Kamala Harris has denounced Donald Trump as a “fascist” who wants “uncontrolled power” and an army personally loyal to him after allegations emerged about the former president's repeated admiration for Hitler.
On Wednesday, the vice president gave a surprise speech from her residence in Washington, DC, following reports that John Kelly, Trump's former chief of staff, recalled how Trump regretted not having generals who would swear allegiance to him in the same way. as military commanders they served Hitler in Nazi Germany.
“Donald Trump is increasingly unhinged and unstable, and in a second term, people like John Kelly would not be there to be barriers against his propensities and actions. Those who once tried to stop him from following his worst impulses would no longer be there to stop him,” Harris said.
Harris said the comments relayed by Kelly showed that Trump “does not want a military that is loyal to the United States Constitution.”
“He wants a military that is loyal to him personally, one that obeys his orders, even when he tells them to break the law or abandon their oath to the United States Constitution,” he said.
Framing the question as a difficult choice for American voters who will go to the polls for the presidential election on November 5, he added: “We know what Donald Trump wants. You want power without management. The question in 13 days will be what the American people want.”
Harris' speech came after she spent more than a week highlighting Trump's previous branding of his political opponents as “the enemy within” and demands that the military be deployed to those causing election “chaos.”
In officially recorded conversations in the New York Times, Kelly, who was White House chief of staff for 18 months during Trump's presidency, said his former boss repeatedly praised Hitler, even when he contradicted him, and fit the definition. of fascist from the dictionary.
“He commented more than once that, 'You know, Hitler did some good things too,'” said Kelly, who also said Trump would rule like a dictator if elected again.
Kelly, a retired four-star Navy basic, made similar comments in an interview with the Atlantic.
Referring to the various reports, Harris said: “It is deeply troubling and incredibly dangerous for Donald Trump to invoke Adolf Hitler, the man responsible for the deaths of 6 million Jews and hundreds of thousands of Americans. “This is a window into who Donald Trump really is, from the people who know him best.”
And he added: “It is clear from John Kelly's words that Donald Trump is someone who, quote, certainly falls into the basic definition of a fascist, who, in fact, swore to be a dictator from day one and promised to use the military as a his private militia to carry out his personal and political vendettas.”
It was the second time in a week that Harris, in fact, called the Republican candidate a fascist. Last week, he responded affirmatively when a Detroit radio interviewer asked him if Trump's vision amounted to fascism, although he did not say the word directly.
Trump's spokesman has denied Kelly's claims that Trump said this, calling it “absolutely false.”

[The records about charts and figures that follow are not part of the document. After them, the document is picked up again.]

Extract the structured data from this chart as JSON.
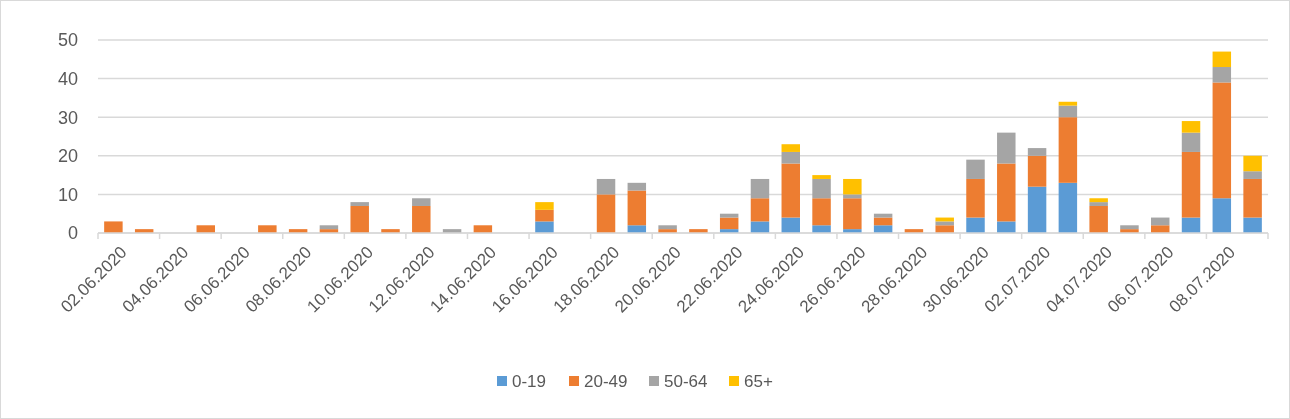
{
  "chart_data": {
    "type": "bar",
    "stacked": true,
    "categories": [
      "02.06.2020",
      null,
      "04.06.2020",
      null,
      "06.06.2020",
      null,
      "08.06.2020",
      null,
      "10.06.2020",
      null,
      "12.06.2020",
      null,
      "14.06.2020",
      null,
      "16.06.2020",
      null,
      "18.06.2020",
      null,
      "20.06.2020",
      null,
      "22.06.2020",
      null,
      "24.06.2020",
      null,
      "26.06.2020",
      null,
      "28.06.2020",
      null,
      "30.06.2020",
      null,
      "02.07.2020",
      null,
      "04.07.2020",
      null,
      "06.07.2020",
      null,
      "08.07.2020",
      null
    ],
    "series": [
      {
        "name": "0-19",
        "color": "#5b9bd5",
        "values": [
          0,
          0,
          0,
          0,
          0,
          0,
          0,
          0,
          0,
          0,
          0,
          0,
          0,
          0,
          3,
          0,
          0,
          2,
          0,
          0,
          1,
          3,
          4,
          2,
          1,
          2,
          0,
          0,
          4,
          3,
          12,
          13,
          0,
          0,
          0,
          4,
          9,
          4
        ]
      },
      {
        "name": "20-49",
        "color": "#ed7d31",
        "values": [
          3,
          1,
          0,
          2,
          0,
          2,
          1,
          1,
          7,
          1,
          7,
          0,
          2,
          0,
          3,
          0,
          10,
          9,
          1,
          1,
          3,
          6,
          14,
          7,
          8,
          2,
          1,
          2,
          10,
          15,
          8,
          17,
          7,
          1,
          2,
          17,
          30,
          10
        ]
      },
      {
        "name": "50-64",
        "color": "#a5a5a5",
        "values": [
          0,
          0,
          0,
          0,
          0,
          0,
          0,
          1,
          1,
          0,
          2,
          1,
          0,
          0,
          0,
          0,
          4,
          2,
          1,
          0,
          1,
          5,
          3,
          5,
          1,
          1,
          0,
          1,
          5,
          8,
          2,
          3,
          1,
          1,
          2,
          5,
          4,
          2
        ]
      },
      {
        "name": "65+",
        "color": "#ffc000",
        "values": [
          0,
          0,
          0,
          0,
          0,
          0,
          0,
          0,
          0,
          0,
          0,
          0,
          0,
          0,
          2,
          0,
          0,
          0,
          0,
          0,
          0,
          0,
          2,
          1,
          4,
          0,
          0,
          1,
          0,
          0,
          0,
          1,
          1,
          0,
          0,
          3,
          4,
          4
        ]
      }
    ],
    "ylim": [
      0,
      50
    ],
    "yticks": [
      0,
      10,
      20,
      30,
      40,
      50
    ],
    "grid": "y",
    "legend": "bottom"
  }
}
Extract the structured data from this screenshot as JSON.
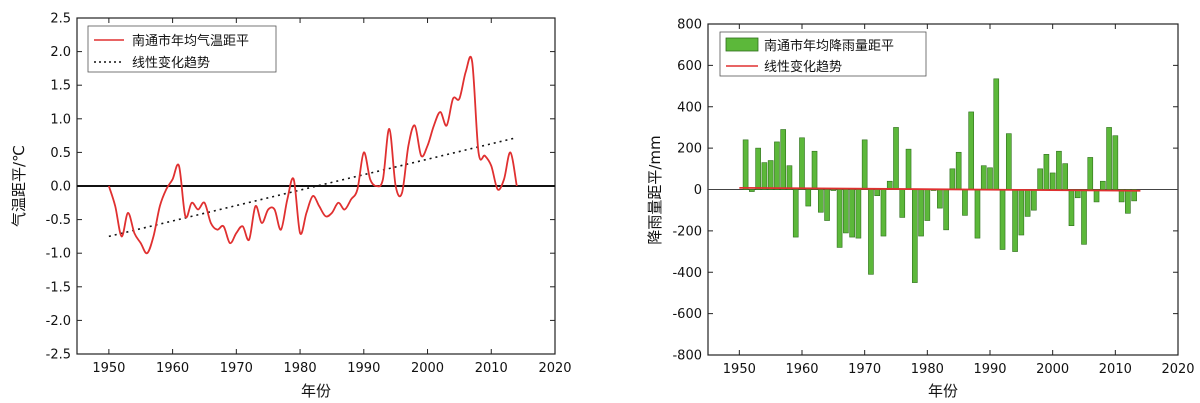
{
  "chart_data": [
    {
      "type": "line",
      "xlim": [
        1945,
        2020
      ],
      "ylim": [
        -2.5,
        2.5
      ],
      "xticks": [
        1950,
        1960,
        1970,
        1980,
        1990,
        2000,
        2010,
        2020
      ],
      "yticks": [
        -2.5,
        -2.0,
        -1.5,
        -1.0,
        -0.5,
        0.0,
        0.5,
        1.0,
        1.5,
        2.0,
        2.5
      ],
      "xtick_labels": [
        "1950",
        "1960",
        "1970",
        "1980",
        "1990",
        "2000",
        "2010",
        "2020"
      ],
      "ytick_labels": [
        "-2.5",
        "-2.0",
        "-1.5",
        "-1.0",
        "-0.5",
        "0.0",
        "0.5",
        "1.0",
        "1.5",
        "2.0",
        "2.5"
      ],
      "xlabel": "年份",
      "ylabel": "气温距平/℃",
      "legend": [
        "南通市年均气温距平",
        "线性变化趋势"
      ],
      "legend_position": "top-left",
      "zero_line": true,
      "series": [
        {
          "name": "南通市年均气温距平",
          "style": "solid",
          "color": "#e03030",
          "x": [
            1950,
            1951,
            1952,
            1953,
            1954,
            1955,
            1956,
            1957,
            1958,
            1959,
            1960,
            1961,
            1962,
            1963,
            1964,
            1965,
            1966,
            1967,
            1968,
            1969,
            1970,
            1971,
            1972,
            1973,
            1974,
            1975,
            1976,
            1977,
            1978,
            1979,
            1980,
            1981,
            1982,
            1983,
            1984,
            1985,
            1986,
            1987,
            1988,
            1989,
            1990,
            1991,
            1992,
            1993,
            1994,
            1995,
            1996,
            1997,
            1998,
            1999,
            2000,
            2001,
            2002,
            2003,
            2004,
            2005,
            2006,
            2007,
            2008,
            2009,
            2010,
            2011,
            2012,
            2013,
            2014
          ],
          "y": [
            0.0,
            -0.3,
            -0.75,
            -0.4,
            -0.7,
            -0.85,
            -1.0,
            -0.75,
            -0.3,
            -0.05,
            0.1,
            0.3,
            -0.45,
            -0.25,
            -0.35,
            -0.25,
            -0.55,
            -0.65,
            -0.6,
            -0.85,
            -0.7,
            -0.6,
            -0.8,
            -0.3,
            -0.55,
            -0.35,
            -0.35,
            -0.65,
            -0.2,
            0.1,
            -0.7,
            -0.4,
            -0.15,
            -0.3,
            -0.45,
            -0.4,
            -0.25,
            -0.35,
            -0.2,
            -0.05,
            0.5,
            0.1,
            0.0,
            0.1,
            0.85,
            0.0,
            -0.1,
            0.6,
            0.9,
            0.45,
            0.6,
            0.9,
            1.1,
            0.9,
            1.3,
            1.3,
            1.7,
            1.85,
            0.5,
            0.45,
            0.3,
            -0.05,
            0.1,
            0.5,
            0.0
          ]
        },
        {
          "name": "线性变化趋势",
          "style": "dotted",
          "color": "#111111",
          "x": [
            1950,
            2014
          ],
          "y": [
            -0.75,
            0.72
          ]
        }
      ]
    },
    {
      "type": "bar",
      "xlim": [
        1945,
        2020
      ],
      "ylim": [
        -800,
        800
      ],
      "xticks": [
        1950,
        1960,
        1970,
        1980,
        1990,
        2000,
        2010,
        2020
      ],
      "yticks": [
        -800,
        -600,
        -400,
        -200,
        0,
        200,
        400,
        600,
        800
      ],
      "xtick_labels": [
        "1950",
        "1960",
        "1970",
        "1980",
        "1990",
        "2000",
        "2010",
        "2020"
      ],
      "ytick_labels": [
        "-800",
        "-600",
        "-400",
        "-200",
        "0",
        "200",
        "400",
        "600",
        "800"
      ],
      "xlabel": "年份",
      "ylabel": "降雨量距平/mm",
      "legend": [
        "南通市年均降雨量距平",
        "线性变化趋势"
      ],
      "legend_position": "top-left",
      "zero_line": true,
      "series": [
        {
          "name": "南通市年均降雨量距平",
          "color": "#5cb83a",
          "x": [
            1951,
            1952,
            1953,
            1954,
            1955,
            1956,
            1957,
            1958,
            1959,
            1960,
            1961,
            1962,
            1963,
            1964,
            1965,
            1966,
            1967,
            1968,
            1969,
            1970,
            1971,
            1972,
            1973,
            1974,
            1975,
            1976,
            1977,
            1978,
            1979,
            1980,
            1981,
            1982,
            1983,
            1984,
            1985,
            1986,
            1987,
            1988,
            1989,
            1990,
            1991,
            1992,
            1993,
            1994,
            1995,
            1996,
            1997,
            1998,
            1999,
            2000,
            2001,
            2002,
            2003,
            2004,
            2005,
            2006,
            2007,
            2008,
            2009,
            2010,
            2011,
            2012,
            2013
          ],
          "y": [
            240,
            -10,
            200,
            130,
            140,
            230,
            290,
            115,
            -230,
            250,
            -80,
            185,
            -110,
            -150,
            -5,
            -280,
            -210,
            -230,
            -235,
            240,
            -410,
            -30,
            -225,
            40,
            300,
            -135,
            195,
            -450,
            -225,
            -150,
            -5,
            -90,
            -195,
            100,
            180,
            -125,
            375,
            -235,
            115,
            105,
            535,
            -290,
            270,
            -300,
            -220,
            -130,
            -100,
            100,
            170,
            80,
            185,
            125,
            -175,
            -40,
            -265,
            155,
            -60,
            40,
            300,
            260,
            -60,
            -115,
            -55
          ]
        },
        {
          "name": "线性变化趋势",
          "style": "solid",
          "color": "#e03030",
          "x": [
            1950,
            2014
          ],
          "y": [
            8,
            -6
          ]
        }
      ]
    }
  ]
}
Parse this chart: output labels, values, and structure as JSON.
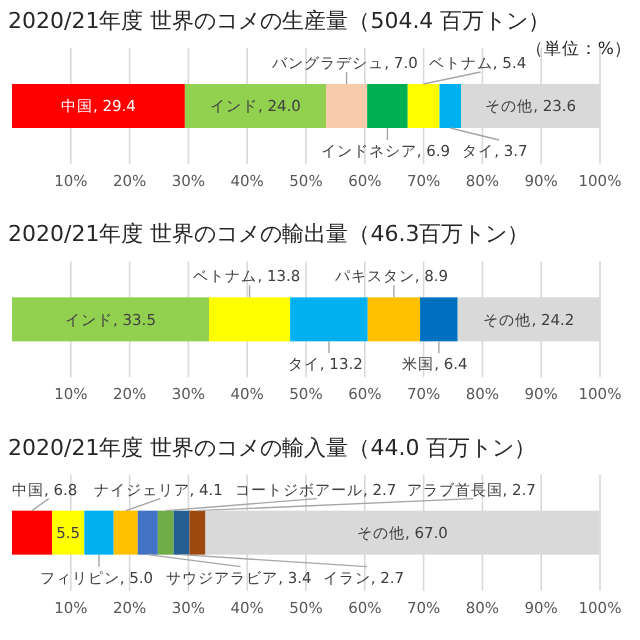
{
  "chart_data": [
    {
      "type": "bar",
      "orientation": "horizontal",
      "stacked": true,
      "title": "2020/21年度 世界のコメの生産量（504.4 百万トン）",
      "subtitle": "（単位：%）",
      "categories": [
        null
      ],
      "xlim": [
        0,
        100
      ],
      "xticks": [
        {
          "value": 10,
          "label": "10%"
        },
        {
          "value": 20,
          "label": "20%"
        },
        {
          "value": 30,
          "label": "30%"
        },
        {
          "value": 40,
          "label": "40%"
        },
        {
          "value": 50,
          "label": "50%"
        },
        {
          "value": 60,
          "label": "60%"
        },
        {
          "value": 70,
          "label": "70%"
        },
        {
          "value": 80,
          "label": "80%"
        },
        {
          "value": 90,
          "label": "90%"
        },
        {
          "value": 100,
          "label": "100%"
        }
      ],
      "grid": "x",
      "series": [
        {
          "color": "#ff0000",
          "values": [
            29.4
          ],
          "value_labels": [
            "中国, 29.4"
          ]
        },
        {
          "color": "#92d050",
          "values": [
            24.0
          ],
          "value_labels": [
            "インド, 24.0"
          ]
        },
        {
          "color": "#f8cbad",
          "values": [
            7.0
          ],
          "value_labels": [
            "バングラデシュ, 7.0"
          ]
        },
        {
          "color": "#00b050",
          "values": [
            6.9
          ],
          "value_labels": [
            "インドネシア, 6.9"
          ]
        },
        {
          "color": "#ffff00",
          "values": [
            5.4
          ],
          "value_labels": [
            "ベトナム, 5.4"
          ]
        },
        {
          "color": "#00b0f0",
          "values": [
            3.7
          ],
          "value_labels": [
            "タイ, 3.7"
          ]
        },
        {
          "color": "#d9d9d9",
          "values": [
            23.6
          ],
          "value_labels": [
            "その他, 23.6"
          ]
        }
      ]
    },
    {
      "type": "bar",
      "orientation": "horizontal",
      "stacked": true,
      "title": "2020/21年度 世界のコメの輸出量（46.3百万トン）",
      "categories": [
        null
      ],
      "xlim": [
        0,
        100
      ],
      "xticks": [
        {
          "value": 10,
          "label": "10%"
        },
        {
          "value": 20,
          "label": "20%"
        },
        {
          "value": 30,
          "label": "30%"
        },
        {
          "value": 40,
          "label": "40%"
        },
        {
          "value": 50,
          "label": "50%"
        },
        {
          "value": 60,
          "label": "60%"
        },
        {
          "value": 70,
          "label": "70%"
        },
        {
          "value": 80,
          "label": "80%"
        },
        {
          "value": 90,
          "label": "90%"
        },
        {
          "value": 100,
          "label": "100%"
        }
      ],
      "grid": "x",
      "series": [
        {
          "color": "#92d050",
          "values": [
            33.5
          ],
          "value_labels": [
            "インド, 33.5"
          ]
        },
        {
          "color": "#ffff00",
          "values": [
            13.8
          ],
          "value_labels": [
            "ベトナム, 13.8"
          ]
        },
        {
          "color": "#00b0f0",
          "values": [
            13.2
          ],
          "value_labels": [
            "タイ, 13.2"
          ]
        },
        {
          "color": "#ffc000",
          "values": [
            8.9
          ],
          "value_labels": [
            "パキスタン, 8.9"
          ]
        },
        {
          "color": "#0070c0",
          "values": [
            6.4
          ],
          "value_labels": [
            "米国, 6.4"
          ]
        },
        {
          "color": "#d9d9d9",
          "values": [
            24.2
          ],
          "value_labels": [
            "その他, 24.2"
          ]
        }
      ]
    },
    {
      "type": "bar",
      "orientation": "horizontal",
      "stacked": true,
      "title": "2020/21年度 世界のコメの輸入量（44.0 百万トン）",
      "categories": [
        null
      ],
      "xlim": [
        0,
        100
      ],
      "xticks": [
        {
          "value": 10,
          "label": "10%"
        },
        {
          "value": 20,
          "label": "20%"
        },
        {
          "value": 30,
          "label": "30%"
        },
        {
          "value": 40,
          "label": "40%"
        },
        {
          "value": 50,
          "label": "50%"
        },
        {
          "value": 60,
          "label": "60%"
        },
        {
          "value": 70,
          "label": "70%"
        },
        {
          "value": 80,
          "label": "80%"
        },
        {
          "value": 90,
          "label": "90%"
        },
        {
          "value": 100,
          "label": "100%"
        }
      ],
      "grid": "x",
      "series": [
        {
          "color": "#ff0000",
          "values": [
            6.8
          ],
          "value_labels": [
            "中国, 6.8"
          ]
        },
        {
          "color": "#ffff00",
          "values": [
            5.5
          ],
          "value_labels": [
            "5.5"
          ]
        },
        {
          "color": "#00b0f0",
          "values": [
            5.0
          ],
          "value_labels": [
            "フィリピン, 5.0"
          ]
        },
        {
          "color": "#ffc000",
          "values": [
            4.1
          ],
          "value_labels": [
            "ナイジェリア, 4.1"
          ]
        },
        {
          "color": "#4472c4",
          "values": [
            3.4
          ],
          "value_labels": [
            "サウジアラビア, 3.4"
          ]
        },
        {
          "color": "#70ad47",
          "values": [
            2.7
          ],
          "value_labels": [
            "コートジボアール, 2.7"
          ]
        },
        {
          "color": "#255e91",
          "values": [
            2.7
          ],
          "value_labels": [
            "イラン, 2.7"
          ]
        },
        {
          "color": "#9e480e",
          "values": [
            2.7
          ],
          "value_labels": [
            "アラブ首長国, 2.7"
          ]
        },
        {
          "color": "#d9d9d9",
          "values": [
            67.0
          ],
          "value_labels": [
            "その他, 67.0"
          ]
        }
      ]
    }
  ]
}
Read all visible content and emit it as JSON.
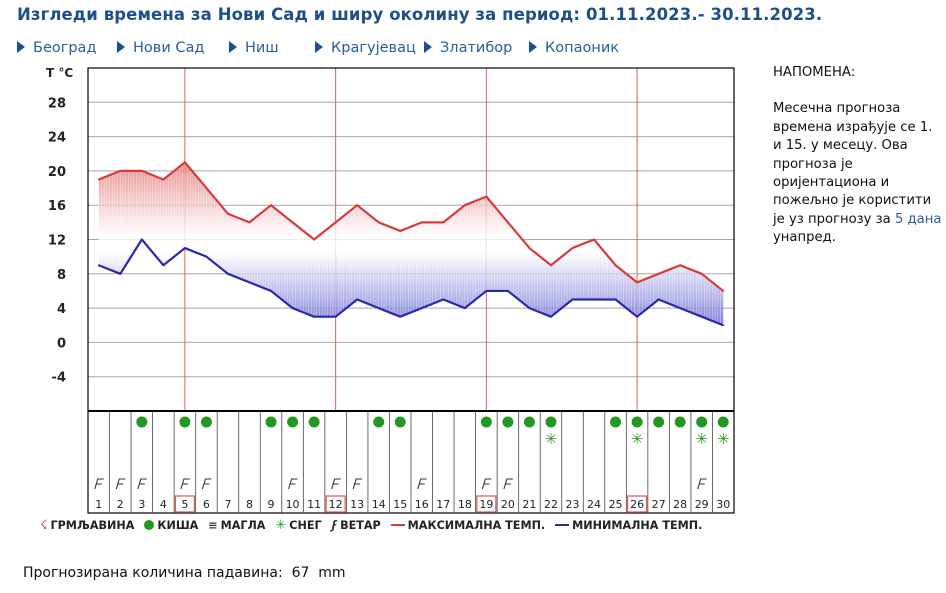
{
  "header": {
    "title": "Изгледи времена за Нови Сад и ширу околину за период: 01.11.2023.- 30.11.2023."
  },
  "cities": [
    {
      "label": "Београд"
    },
    {
      "label": "Нови Сад"
    },
    {
      "label": "Ниш"
    },
    {
      "label": "Крагујевац"
    },
    {
      "label": "Златибор"
    },
    {
      "label": "Копаоник"
    }
  ],
  "note": {
    "heading": "НАПОМЕНА:",
    "text_before": "Месечна прогноза времена израђује се 1. и 15. у месецу. Ова прогноза је оријентациона и пожељно је користити је уз прогнозу за ",
    "link": "5 дана",
    "text_after": " унапред."
  },
  "legend": {
    "thunder": "ГРМЉАВИНА",
    "rain": "КИША",
    "fog": "МАГЛА",
    "snow": "СНЕГ",
    "wind": "ВЕТАР",
    "max_temp": "МАКСИМАЛНА ТЕМП.",
    "min_temp": "МИНИМАЛНА ТЕМП."
  },
  "precip": {
    "label": "Прогнозирана количина падавина:",
    "value": "67",
    "unit": "mm"
  },
  "colors": {
    "title": "#1f4f8a",
    "link": "#2a5d9a",
    "max_line": "#d83a3a",
    "min_line": "#2a2aa8",
    "rain": "#229922",
    "snow": "#22a022",
    "week_marker": "#e06060"
  },
  "chart_data": {
    "type": "line",
    "ylabel": "T °C",
    "ylim": [
      -8,
      32
    ],
    "yticks": [
      -4,
      0,
      4,
      8,
      12,
      16,
      20,
      24,
      28
    ],
    "x": [
      1,
      2,
      3,
      4,
      5,
      6,
      7,
      8,
      9,
      10,
      11,
      12,
      13,
      14,
      15,
      16,
      17,
      18,
      19,
      20,
      21,
      22,
      23,
      24,
      25,
      26,
      27,
      28,
      29,
      30
    ],
    "series": [
      {
        "name": "МАКСИМАЛНА ТЕМП.",
        "color": "#d83a3a",
        "values": [
          19,
          20,
          20,
          19,
          21,
          18,
          15,
          14,
          16,
          14,
          12,
          14,
          16,
          14,
          13,
          14,
          14,
          16,
          17,
          14,
          11,
          9,
          11,
          12,
          9,
          7,
          8,
          9,
          8,
          6
        ]
      },
      {
        "name": "МИНИМАЛНА ТЕМП.",
        "color": "#2a2aa8",
        "values": [
          9,
          8,
          12,
          9,
          11,
          10,
          8,
          7,
          6,
          4,
          3,
          3,
          5,
          4,
          3,
          4,
          5,
          4,
          6,
          6,
          4,
          3,
          5,
          5,
          5,
          3,
          5,
          4,
          3,
          2
        ]
      }
    ],
    "highlighted_days": [
      5,
      12,
      19,
      26
    ],
    "rain_days": [
      3,
      5,
      6,
      9,
      10,
      11,
      14,
      15,
      19,
      20,
      21,
      22,
      25,
      26,
      27,
      28,
      29,
      30
    ],
    "snow_days": [
      22,
      26,
      29,
      30
    ],
    "wind_days": [
      1,
      2,
      3,
      5,
      6,
      10,
      12,
      13,
      16,
      19,
      20,
      29
    ]
  }
}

Harris' comments Wednesday were the clearest sign yet that she had changed tactics from a previous approach initially taken after becoming her party's nominee, when she and her surrogates attempted to downplay and belittle Trump. In one example, mocking his obsession with the size of the crowds at his rallies.
Theories abound about what Harris could do to divert voters from Trump's appeal, which has centered on promises to reduce prices that rose under Joe Biden and expel immigrants from the country.
In an interview today on CNN, prominent Republican pollster Frank Luntz said the same kind of message Harris pushed this afternoon wasn't working.
“The interesting thing is that [when] Harris focused on why she should be elected president, and that's when the numbers went up,” Luntz said.
“And then the moment he turned anti-Trump and focused on him and said, don't vote for me, vote against him, that's when everything froze.”
Kelly's characterization of Trump as a fascist echoes that of General Mark Milley, the retired former chairman of the Joint Chiefs of Staff of the military. Milley, whom Trump has said should be executed, is quoted by journalist Bob Woodward in a recently published book calling Trump “a complete fascist” and “fascist to the core.”